Rosa fresca aulentissima


  Enea Biumi    “Rosa fresca aulentissima”   (Genesi Editrice, 2018)


  
“Alle dieci e quindici precise il campanile di San Biagio diede un tocco grave che proclamò l’abbrivio di uno scampanio disordinato ma felicemente festivo”. Inizia così il romanzo “Rosa fresca aulentissima” di Enea Biumi, autore varesino, indicando dalla prima battuta la vocazione descrittiva e l’acutezza dell’osservazione intenta a ritrarre efficacemente il piccolo mondo della provincia lombarda. Si potrebbero evocare i nomi di Chiara e Vitali, di una predisposizione al ritratto ironico e allusivo, anche se qui la vicenda si concentra sulla scomparsa di una attraente ragazza, figlia del sacrista del paese, immergendosi quindi nel clima dell’investigazione condotta dal maresciallo Rosario Panepinto. Il tutto si distende nell’accortezza di una scrittura che vede l’autore calibrare le effusioni espressive a disegno dei particolari e degli ambienti con la tessitura spontanea e determinata dai vividi caratteri dei personaggi che animano ipocrisie e maldicenze di paese, passioni inconfessabili e nascoste, tracce definibili di subitanee accensioni. Ben presto la tragedia s’impone con il ritrovamento del corpo della giovane assassinata. Il giallo assume le condizioni di specchio di una società minima oppressa da vizi privati e pubbliche virtù. La fluidità narrativa si armonizza con una indagine coinvolgente che avanza attraverso spunti godibili mai slegati dall’inquietudine propria di una domanda che si trasforma in denuncia civile. Le insofferenze diffuse, che spesso si trasformano in derive violente, impongono alla riflessione del lettore tutta la problematicità dell’esistenza nei suoi tratti sociali che non possono non essere anche politici. Ma la durezza dei contenuti viene sempre compensata da un’andatura narrante che caratterizza la scrittura di Enea Biumi, la profonda declinazione umanistica e la capacità di tratteggio cromatico della sua identità di poeta.

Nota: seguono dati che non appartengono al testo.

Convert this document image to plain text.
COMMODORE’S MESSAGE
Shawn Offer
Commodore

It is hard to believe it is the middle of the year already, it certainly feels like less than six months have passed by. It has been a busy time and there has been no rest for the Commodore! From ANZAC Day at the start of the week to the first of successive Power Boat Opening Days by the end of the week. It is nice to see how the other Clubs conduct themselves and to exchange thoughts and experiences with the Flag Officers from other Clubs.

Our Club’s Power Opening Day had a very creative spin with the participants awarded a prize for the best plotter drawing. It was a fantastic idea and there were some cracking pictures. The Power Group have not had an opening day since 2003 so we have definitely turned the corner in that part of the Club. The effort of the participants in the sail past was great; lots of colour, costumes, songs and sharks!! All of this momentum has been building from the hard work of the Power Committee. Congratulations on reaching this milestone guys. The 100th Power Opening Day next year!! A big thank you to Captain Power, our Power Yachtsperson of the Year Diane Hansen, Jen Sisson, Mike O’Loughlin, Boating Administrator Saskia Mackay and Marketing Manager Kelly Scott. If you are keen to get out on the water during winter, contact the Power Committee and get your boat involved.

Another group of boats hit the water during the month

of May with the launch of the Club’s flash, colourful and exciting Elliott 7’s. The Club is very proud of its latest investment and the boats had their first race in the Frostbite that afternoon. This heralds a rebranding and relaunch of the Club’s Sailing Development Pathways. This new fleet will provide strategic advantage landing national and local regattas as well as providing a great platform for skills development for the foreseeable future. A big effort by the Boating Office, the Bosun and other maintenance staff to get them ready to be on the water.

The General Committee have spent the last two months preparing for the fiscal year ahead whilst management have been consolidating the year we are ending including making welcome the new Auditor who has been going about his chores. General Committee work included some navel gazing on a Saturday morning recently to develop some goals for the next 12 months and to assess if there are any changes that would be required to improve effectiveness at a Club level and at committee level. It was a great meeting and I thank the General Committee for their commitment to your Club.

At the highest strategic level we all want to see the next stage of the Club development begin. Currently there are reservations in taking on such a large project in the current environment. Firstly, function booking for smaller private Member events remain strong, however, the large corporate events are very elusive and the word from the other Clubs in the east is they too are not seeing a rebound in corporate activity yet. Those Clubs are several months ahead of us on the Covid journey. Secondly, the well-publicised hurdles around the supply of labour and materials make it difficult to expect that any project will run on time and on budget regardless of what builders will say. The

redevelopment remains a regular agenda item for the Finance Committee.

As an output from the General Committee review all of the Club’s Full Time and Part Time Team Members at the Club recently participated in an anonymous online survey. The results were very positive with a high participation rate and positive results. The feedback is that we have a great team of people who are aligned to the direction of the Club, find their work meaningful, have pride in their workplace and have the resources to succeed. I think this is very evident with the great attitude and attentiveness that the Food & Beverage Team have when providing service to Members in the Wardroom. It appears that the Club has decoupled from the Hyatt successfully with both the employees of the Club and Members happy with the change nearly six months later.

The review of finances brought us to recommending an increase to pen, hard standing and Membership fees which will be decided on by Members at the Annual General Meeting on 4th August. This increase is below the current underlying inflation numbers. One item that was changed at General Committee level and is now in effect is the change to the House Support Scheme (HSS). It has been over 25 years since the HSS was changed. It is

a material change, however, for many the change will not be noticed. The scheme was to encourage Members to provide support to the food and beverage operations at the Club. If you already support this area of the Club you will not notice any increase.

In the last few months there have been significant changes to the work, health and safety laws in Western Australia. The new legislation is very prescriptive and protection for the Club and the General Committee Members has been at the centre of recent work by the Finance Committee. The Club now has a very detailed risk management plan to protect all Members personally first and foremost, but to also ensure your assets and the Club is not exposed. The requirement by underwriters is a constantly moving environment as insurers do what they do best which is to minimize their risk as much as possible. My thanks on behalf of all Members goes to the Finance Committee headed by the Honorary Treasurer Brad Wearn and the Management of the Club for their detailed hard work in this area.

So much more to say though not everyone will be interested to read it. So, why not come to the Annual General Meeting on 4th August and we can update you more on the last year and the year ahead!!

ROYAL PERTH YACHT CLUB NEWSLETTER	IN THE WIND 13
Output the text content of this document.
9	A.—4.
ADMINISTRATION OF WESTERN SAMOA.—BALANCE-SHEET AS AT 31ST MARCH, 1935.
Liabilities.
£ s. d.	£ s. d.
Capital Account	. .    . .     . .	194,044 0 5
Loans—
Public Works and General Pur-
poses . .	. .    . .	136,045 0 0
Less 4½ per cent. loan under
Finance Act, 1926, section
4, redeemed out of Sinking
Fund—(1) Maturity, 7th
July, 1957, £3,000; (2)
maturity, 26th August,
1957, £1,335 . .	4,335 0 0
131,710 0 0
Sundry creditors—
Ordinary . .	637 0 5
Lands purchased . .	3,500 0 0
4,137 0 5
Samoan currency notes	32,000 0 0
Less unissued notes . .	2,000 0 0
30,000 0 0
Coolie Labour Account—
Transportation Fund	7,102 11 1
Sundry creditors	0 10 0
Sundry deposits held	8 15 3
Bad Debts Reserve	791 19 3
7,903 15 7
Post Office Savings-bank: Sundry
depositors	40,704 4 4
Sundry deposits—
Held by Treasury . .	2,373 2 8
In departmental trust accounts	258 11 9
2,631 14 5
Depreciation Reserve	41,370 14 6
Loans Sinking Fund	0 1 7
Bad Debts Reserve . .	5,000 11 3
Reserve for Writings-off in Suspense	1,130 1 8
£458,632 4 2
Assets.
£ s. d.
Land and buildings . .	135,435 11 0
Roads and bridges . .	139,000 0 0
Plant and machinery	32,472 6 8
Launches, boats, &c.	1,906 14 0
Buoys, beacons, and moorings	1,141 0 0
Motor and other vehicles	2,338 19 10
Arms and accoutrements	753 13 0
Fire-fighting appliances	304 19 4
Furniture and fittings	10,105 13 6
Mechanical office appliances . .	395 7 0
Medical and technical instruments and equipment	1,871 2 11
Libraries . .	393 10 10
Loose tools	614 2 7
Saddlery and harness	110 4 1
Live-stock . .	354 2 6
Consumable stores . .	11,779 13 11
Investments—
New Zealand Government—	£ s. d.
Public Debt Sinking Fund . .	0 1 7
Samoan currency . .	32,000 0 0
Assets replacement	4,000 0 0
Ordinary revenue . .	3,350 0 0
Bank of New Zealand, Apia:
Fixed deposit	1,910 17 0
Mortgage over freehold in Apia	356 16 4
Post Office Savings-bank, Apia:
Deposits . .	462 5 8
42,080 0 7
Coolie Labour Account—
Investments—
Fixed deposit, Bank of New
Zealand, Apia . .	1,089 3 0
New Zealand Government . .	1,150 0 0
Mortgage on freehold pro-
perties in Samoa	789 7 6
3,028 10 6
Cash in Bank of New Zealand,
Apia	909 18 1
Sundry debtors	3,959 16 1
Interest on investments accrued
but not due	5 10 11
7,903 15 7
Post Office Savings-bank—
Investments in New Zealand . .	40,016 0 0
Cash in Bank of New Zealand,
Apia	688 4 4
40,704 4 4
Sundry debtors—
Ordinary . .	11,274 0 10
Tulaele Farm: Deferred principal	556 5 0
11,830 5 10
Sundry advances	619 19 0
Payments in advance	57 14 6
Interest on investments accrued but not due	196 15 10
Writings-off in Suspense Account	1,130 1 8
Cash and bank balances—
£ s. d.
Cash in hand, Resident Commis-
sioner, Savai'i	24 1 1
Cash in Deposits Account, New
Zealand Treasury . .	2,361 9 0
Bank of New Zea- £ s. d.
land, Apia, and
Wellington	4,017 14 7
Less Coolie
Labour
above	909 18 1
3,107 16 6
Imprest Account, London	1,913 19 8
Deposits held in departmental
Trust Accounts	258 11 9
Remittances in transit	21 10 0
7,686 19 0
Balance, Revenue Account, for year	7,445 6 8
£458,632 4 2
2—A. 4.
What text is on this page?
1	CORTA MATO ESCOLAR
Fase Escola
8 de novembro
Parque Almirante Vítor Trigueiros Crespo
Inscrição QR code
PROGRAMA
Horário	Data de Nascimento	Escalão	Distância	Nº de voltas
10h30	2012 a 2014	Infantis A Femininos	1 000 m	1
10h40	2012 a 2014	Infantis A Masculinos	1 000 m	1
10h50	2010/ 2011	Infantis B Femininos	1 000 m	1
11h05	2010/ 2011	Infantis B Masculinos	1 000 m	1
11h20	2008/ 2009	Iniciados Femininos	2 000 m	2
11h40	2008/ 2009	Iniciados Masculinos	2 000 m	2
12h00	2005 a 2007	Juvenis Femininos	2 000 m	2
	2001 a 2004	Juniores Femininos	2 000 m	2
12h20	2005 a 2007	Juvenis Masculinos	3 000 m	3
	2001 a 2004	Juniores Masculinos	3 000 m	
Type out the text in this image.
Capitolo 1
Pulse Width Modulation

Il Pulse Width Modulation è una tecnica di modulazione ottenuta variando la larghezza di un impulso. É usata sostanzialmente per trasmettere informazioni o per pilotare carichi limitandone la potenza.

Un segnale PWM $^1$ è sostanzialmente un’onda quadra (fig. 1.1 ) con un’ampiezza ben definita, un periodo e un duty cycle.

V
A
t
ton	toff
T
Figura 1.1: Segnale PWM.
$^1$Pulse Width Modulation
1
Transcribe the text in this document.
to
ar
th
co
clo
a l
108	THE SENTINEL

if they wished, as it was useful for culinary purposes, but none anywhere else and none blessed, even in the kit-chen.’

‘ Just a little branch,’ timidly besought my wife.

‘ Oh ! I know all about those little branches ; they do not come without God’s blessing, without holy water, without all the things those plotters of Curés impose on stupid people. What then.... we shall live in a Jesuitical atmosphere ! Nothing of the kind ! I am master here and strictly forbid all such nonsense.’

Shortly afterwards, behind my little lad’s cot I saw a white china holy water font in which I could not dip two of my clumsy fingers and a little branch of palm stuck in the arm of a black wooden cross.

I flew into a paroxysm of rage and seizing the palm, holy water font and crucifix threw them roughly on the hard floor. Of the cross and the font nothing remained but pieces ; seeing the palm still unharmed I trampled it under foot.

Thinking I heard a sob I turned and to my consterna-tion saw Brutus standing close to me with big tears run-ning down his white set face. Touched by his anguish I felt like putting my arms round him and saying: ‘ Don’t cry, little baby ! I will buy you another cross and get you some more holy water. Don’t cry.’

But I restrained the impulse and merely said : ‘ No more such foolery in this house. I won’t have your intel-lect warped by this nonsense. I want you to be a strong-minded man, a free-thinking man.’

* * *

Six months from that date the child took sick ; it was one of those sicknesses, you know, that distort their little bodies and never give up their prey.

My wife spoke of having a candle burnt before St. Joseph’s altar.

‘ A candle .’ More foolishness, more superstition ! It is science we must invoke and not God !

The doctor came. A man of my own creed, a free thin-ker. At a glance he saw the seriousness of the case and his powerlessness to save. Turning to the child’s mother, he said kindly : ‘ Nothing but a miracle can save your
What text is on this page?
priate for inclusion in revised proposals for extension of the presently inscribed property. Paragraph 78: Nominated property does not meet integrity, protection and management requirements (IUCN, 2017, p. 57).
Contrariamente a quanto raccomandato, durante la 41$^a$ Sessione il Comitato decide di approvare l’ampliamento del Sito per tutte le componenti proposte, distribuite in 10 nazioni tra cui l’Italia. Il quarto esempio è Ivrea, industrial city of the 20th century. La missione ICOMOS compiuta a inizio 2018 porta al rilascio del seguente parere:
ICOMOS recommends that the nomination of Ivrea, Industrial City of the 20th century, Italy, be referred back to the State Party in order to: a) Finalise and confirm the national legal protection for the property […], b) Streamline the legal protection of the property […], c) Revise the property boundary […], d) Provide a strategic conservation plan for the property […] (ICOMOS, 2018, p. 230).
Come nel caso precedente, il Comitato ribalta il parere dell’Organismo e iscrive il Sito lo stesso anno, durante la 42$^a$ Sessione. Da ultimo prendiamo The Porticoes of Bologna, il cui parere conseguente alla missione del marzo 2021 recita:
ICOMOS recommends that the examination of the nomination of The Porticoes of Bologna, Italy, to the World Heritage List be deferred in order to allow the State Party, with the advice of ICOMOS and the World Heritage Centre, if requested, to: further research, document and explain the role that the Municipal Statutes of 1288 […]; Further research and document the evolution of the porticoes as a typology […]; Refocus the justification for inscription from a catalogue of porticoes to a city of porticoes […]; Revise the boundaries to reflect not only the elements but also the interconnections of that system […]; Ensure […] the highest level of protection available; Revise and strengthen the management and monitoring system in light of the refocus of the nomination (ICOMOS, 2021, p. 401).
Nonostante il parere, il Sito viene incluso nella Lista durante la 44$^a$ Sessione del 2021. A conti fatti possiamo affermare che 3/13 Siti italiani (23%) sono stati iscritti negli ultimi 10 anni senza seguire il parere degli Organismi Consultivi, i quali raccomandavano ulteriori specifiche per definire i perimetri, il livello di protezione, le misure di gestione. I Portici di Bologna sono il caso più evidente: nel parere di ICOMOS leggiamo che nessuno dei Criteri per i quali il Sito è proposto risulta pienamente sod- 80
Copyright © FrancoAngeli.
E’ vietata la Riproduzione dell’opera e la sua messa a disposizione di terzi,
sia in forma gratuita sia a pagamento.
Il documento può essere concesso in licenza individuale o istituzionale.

                                                                                                                      Andrea Rompianesi

Enea Biumi “Visighéri da vùus – Confusioni di voci” (Genesi Editrice, 2024)

  La confusione può essere davvero anche fusione di elementi che, pur mantenendo la loro identità, si fondono, si alleano, si contendono chi...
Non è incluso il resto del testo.